Tuesday, July 5, 2011

The Coming Earnings Season Will Determine Market Direction

A recent post on ValueWalk.com provided a nice summary of the current market valuation:
  1. P/E (TTM) – Fairly Valued 15.0
  2. P/E 10 year – Extremely overvalued 23.67
  3. P/BV – xtremely overvalued - 3.68 (using numbers discussed above from April)
  4. Dividend Yield – Indeterminate/ overvalued 1.72
  5. Market value relative to GDP – Moderately Overvalued 97.1
  6. Tobins Q – Extremely overvalued 1.19
  7. AAII Sentiment – Average
My takeaways are
  • 1 & 5 indicate that the valuation is supported by growth expectation
  • 7 signals that investors are not euphoria about their growth expectation
  • 2, 3, & 6 simply mean that inflation is looming
Thus the coming earnings season is highly important because market valuation is supported by growth expectation.

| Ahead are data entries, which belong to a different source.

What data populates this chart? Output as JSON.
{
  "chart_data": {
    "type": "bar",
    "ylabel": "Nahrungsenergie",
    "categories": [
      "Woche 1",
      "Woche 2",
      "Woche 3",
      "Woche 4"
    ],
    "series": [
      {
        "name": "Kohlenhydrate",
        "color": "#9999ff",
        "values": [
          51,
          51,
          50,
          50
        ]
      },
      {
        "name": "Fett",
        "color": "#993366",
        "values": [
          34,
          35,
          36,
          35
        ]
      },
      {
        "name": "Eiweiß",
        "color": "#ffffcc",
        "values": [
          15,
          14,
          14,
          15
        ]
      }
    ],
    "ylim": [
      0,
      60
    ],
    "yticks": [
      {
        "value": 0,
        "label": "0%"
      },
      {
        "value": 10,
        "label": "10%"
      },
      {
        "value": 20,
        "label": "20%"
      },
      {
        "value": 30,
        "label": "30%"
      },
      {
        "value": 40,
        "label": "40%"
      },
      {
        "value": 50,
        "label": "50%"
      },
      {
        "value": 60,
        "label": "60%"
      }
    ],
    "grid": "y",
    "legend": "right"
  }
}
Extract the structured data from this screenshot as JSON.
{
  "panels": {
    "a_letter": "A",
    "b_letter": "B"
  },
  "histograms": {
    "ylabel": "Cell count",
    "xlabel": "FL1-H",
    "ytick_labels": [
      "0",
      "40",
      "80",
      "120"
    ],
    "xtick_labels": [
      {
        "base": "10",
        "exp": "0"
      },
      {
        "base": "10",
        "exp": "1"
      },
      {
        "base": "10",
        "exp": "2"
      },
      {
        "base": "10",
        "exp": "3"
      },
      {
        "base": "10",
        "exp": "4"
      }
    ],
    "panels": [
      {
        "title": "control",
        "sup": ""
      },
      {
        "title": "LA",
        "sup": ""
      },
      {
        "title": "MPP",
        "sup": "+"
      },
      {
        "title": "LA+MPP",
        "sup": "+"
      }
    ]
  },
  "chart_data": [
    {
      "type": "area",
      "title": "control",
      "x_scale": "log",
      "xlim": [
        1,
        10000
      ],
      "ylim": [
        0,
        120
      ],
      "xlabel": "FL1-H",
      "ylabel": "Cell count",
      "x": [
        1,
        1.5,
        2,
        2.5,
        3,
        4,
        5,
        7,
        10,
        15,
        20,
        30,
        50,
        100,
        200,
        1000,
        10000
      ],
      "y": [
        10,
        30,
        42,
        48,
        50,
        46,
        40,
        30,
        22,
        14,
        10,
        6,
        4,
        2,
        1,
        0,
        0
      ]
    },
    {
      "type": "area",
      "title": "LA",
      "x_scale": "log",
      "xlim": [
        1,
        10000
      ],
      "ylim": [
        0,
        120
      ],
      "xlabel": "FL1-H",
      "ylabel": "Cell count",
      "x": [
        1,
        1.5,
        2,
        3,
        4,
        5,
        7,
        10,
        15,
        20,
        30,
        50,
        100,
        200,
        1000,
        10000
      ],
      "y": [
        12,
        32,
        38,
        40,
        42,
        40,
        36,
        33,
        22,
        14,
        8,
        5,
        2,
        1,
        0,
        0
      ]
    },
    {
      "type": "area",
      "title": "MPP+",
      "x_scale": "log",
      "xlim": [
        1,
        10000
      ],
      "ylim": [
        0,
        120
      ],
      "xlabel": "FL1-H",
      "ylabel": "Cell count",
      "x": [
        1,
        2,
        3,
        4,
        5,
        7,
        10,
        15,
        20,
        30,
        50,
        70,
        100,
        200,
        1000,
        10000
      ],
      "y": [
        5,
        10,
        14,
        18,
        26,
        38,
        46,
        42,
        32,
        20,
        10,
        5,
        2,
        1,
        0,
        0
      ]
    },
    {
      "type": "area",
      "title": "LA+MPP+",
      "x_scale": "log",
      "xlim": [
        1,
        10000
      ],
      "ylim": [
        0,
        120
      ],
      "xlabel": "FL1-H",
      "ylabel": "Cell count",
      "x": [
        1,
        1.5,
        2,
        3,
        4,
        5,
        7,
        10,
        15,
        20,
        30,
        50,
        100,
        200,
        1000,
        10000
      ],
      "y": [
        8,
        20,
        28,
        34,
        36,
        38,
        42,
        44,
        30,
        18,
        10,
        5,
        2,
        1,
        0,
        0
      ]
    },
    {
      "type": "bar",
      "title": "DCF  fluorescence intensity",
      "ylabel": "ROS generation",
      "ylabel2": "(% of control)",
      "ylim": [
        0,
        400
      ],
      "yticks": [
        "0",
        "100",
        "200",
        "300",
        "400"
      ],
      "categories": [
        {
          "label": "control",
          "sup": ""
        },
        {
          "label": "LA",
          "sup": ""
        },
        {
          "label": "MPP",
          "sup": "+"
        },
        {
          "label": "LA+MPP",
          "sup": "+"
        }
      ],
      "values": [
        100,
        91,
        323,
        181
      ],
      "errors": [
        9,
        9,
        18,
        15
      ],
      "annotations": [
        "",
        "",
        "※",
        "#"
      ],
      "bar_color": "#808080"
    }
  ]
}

If corporate earnings can keep the current pace, i.e., FPE = PE, then the market is fairly valued and will be range bounded after it. If corporate earnings will fall or rise, so will the market.

It is healthy that investors' sentiment is at average level right before the earnings season. It appears that investors didn't commit to a big bet yet, meaning the market may not move drastically if there is any surprise.